NVIDIA Container Toolkit with Docker CDI
I recently spent an hour (or three) troubleshooting hardware transcoding on my media server. At some point, an update to the NVIDIA Container Toolkit resulted in CUDA libraries not getting passed through correctly to my containerized Plex installation.
This error appeared in the Plex Media Server.log
file every time I attempted to play a file that needed transcoding:
Dec 15, 2024 03:45:14.374 [140307690093368] ERROR - [Req#105/Transcode] [FFMPEG] - Cannot load libcuda.so.1
Dec 15, 2024 03:45:14.374 [140307690093368] ERROR - [Req#105/Transcode] [FFMPEG] - Could not dynamically load CUDA
Running nvidia-smi
inside the container also presented the following error:
NVIDIA-SMI couldn't find libnvidia-ml.so library in your system. Please make sure that the NVIDIA Display Driver is properly installed and present in your system.
Please also try adding directory that contains libnvidia-ml.so to your system PATH.

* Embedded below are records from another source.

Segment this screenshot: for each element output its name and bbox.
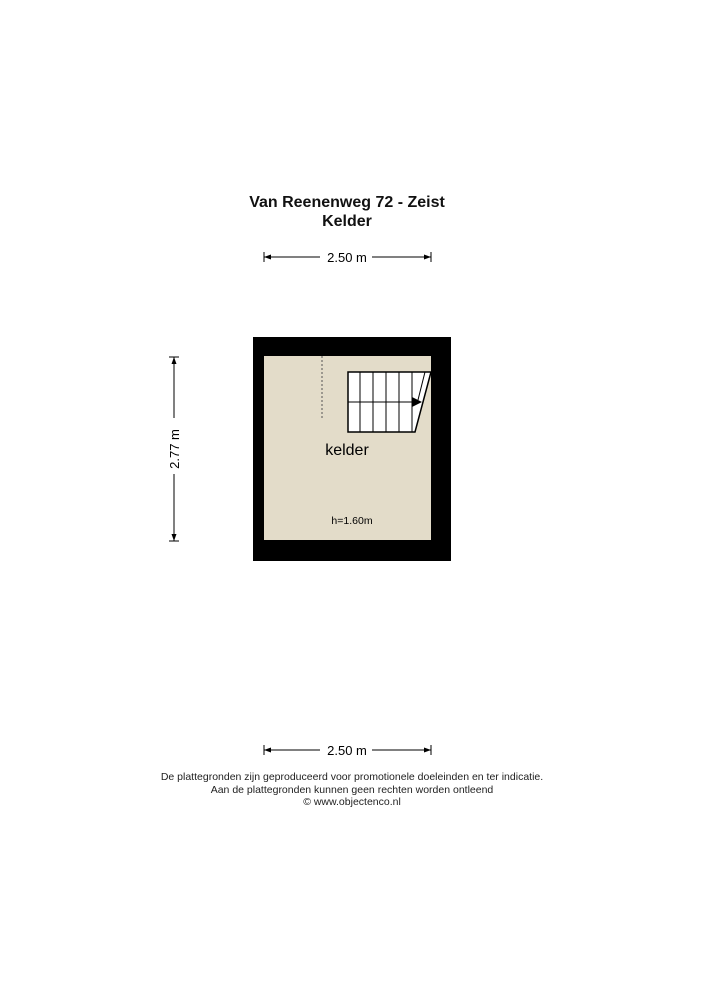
left-dimension-label: 2.77 m <box>167 429 182 469</box>
top-dimension-label: 2.50 m <box>327 250 367 265</box>
bottom-dimension-label: 2.50 m <box>327 743 367 758</box>
room-height-label: h=1.60m <box>331 515 373 527</box>
disclaimer-line-2: Aan de plattegronden kunnen geen rechten worden ontleend <box>210 784 494 796</box>
left-dimension <box>167 357 182 541</box>
copyright-line: © www.objectenco.nl <box>303 796 401 808</box>
top-dimension <box>264 250 431 265</box>
disclaimer-line-1: De plattegronden zijn geproduceerd voor promotionele doeleinden en ter indicatie. <box>160 771 544 783</box>
plan-floor-title: Kelder <box>322 213 372 230</box>
plan-address-title: Van Reenenweg 72 - Zeist <box>249 194 445 211</box>
bottom-dimension <box>264 743 431 758</box>
room-name-label: kelder <box>325 442 369 459</box>
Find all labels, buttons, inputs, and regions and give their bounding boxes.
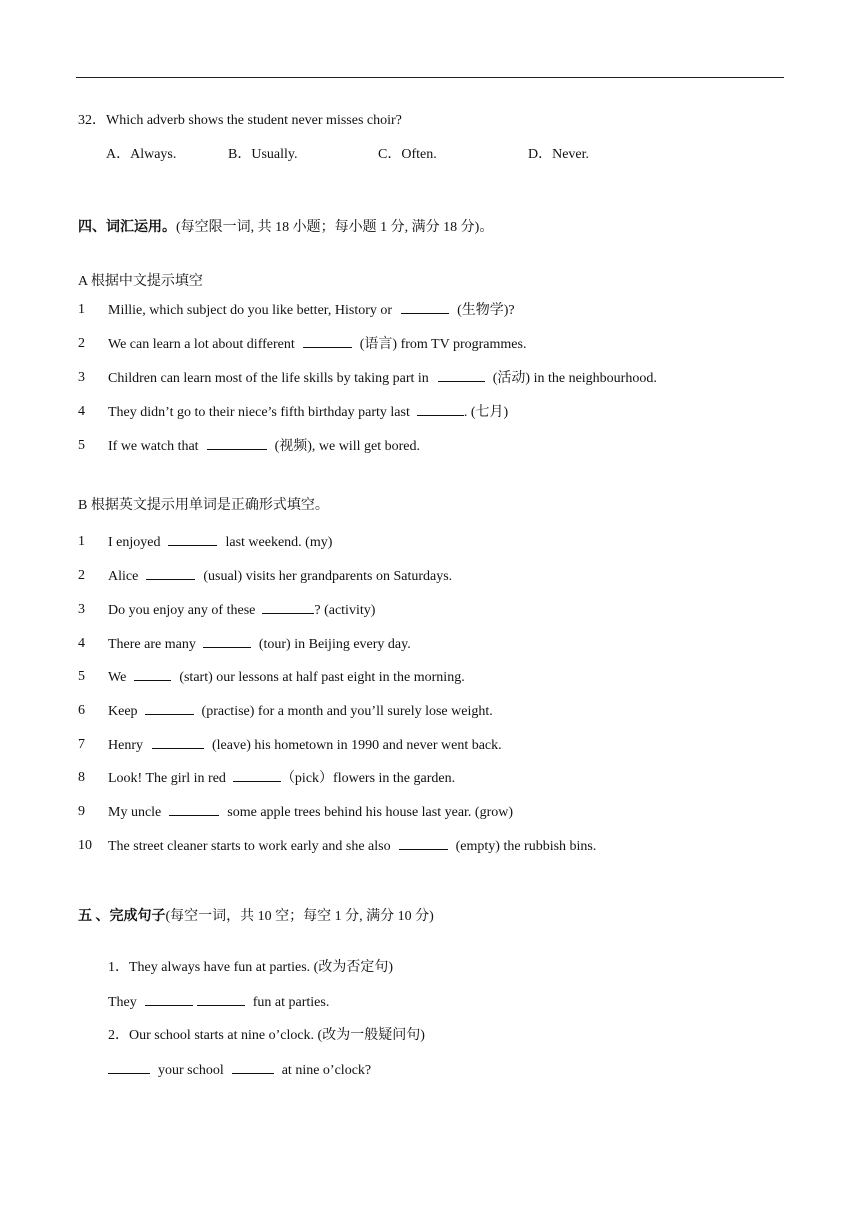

Checking the library directory /usr/lib/x86_64-linux-gnu/
in the container revealed the missing piece:
libcuda.so -> libcuda.so.1 (MISSING)
libcuda.so.535.183.01
libnvcuvid.so.535.183.01
libnvidia-allocator.so.535.183.01
libnvidia-cfg.so.535.183.01
libnvidia-eglcore.so.535.183.01
libnvidia-egl-gbm.so.1.1.0
libnvidia-egl-wayland.so.1.1.10
libnvidia-glcore.so.535.183.01
libnvidia-glsi.so.535.183.01
libnvidia-glvkspirv.so.535.183.01
libnvidia-ml.so.535.183.01
libnvidia-pkcs11-openssl3.so.535.183.01
libnvidia-ptxjitcompiler.so.535.183.01
libnvidia-rtcore.so.535.183.01
libnvidia-tls.so.535.183.01
Note the absence of default libraries - in this case, components like libnvidia-ml.so.565.57.01
which should have a symlink called libnvidia-ml.so
which makes it the default version. This also explains the error above for libcuda.so.1
, which should have been reachable via libcuda.so
if the link weren’t missing.
I saw that the nvidia-container-toolkit
had undergone quite a few updates since I first set it all up, so I tried updating the NVIDIA drivers on my system from 535.183.01 to 565.57.01 to see if installing newer drivers somehow forced the CTK to relink everything. That didn’t help, and instead resulted in more libraries for the new version that still weren’t linking to defaults.
I manually ran the ldconfig
linker inside the container and observed that it correctly generated the symlinks. Plex could now see the CUDA library and nvidia-smi
could report the GPU, but this was only a temporary fix and wouldn’t survive a container rebuild.
Research led me to a GitHub issue on the nvidia-container-toolkit
project related to CDI (container device interface) functionality. CDI support seems to be a relatively new feature of the CTK which manages presenting the correct driver libraries through the container runtime. I didn’t have any CDI configurations present on my system, so I followed the docs to generate one.
nvidia-ctk cdi generate --output=/etc/cdi/nvidia.yaml
nvidia-ctk runtime configure --runtime=docker --cdi.enabled
systemctl restart docker
I also had to the add the device nvidia.com/gpu=all
to the Plex service in my docker-compose.yaml
file so the NVIDIA container runtime knows to use the CDI configuration.
plex:
image: ghcr.io/linuxserver/plex
runtime: nvidia
environment:
- NVIDIA_VISIBLE_DEVICES=all
devices:
- nvidia.com/gpu=all
Once I rebuilt the Plex container with the CDI configuration, all of the NVIDIA libraries in the container were correctly linked with default .so.
versions and hardware transcoding worked as expected.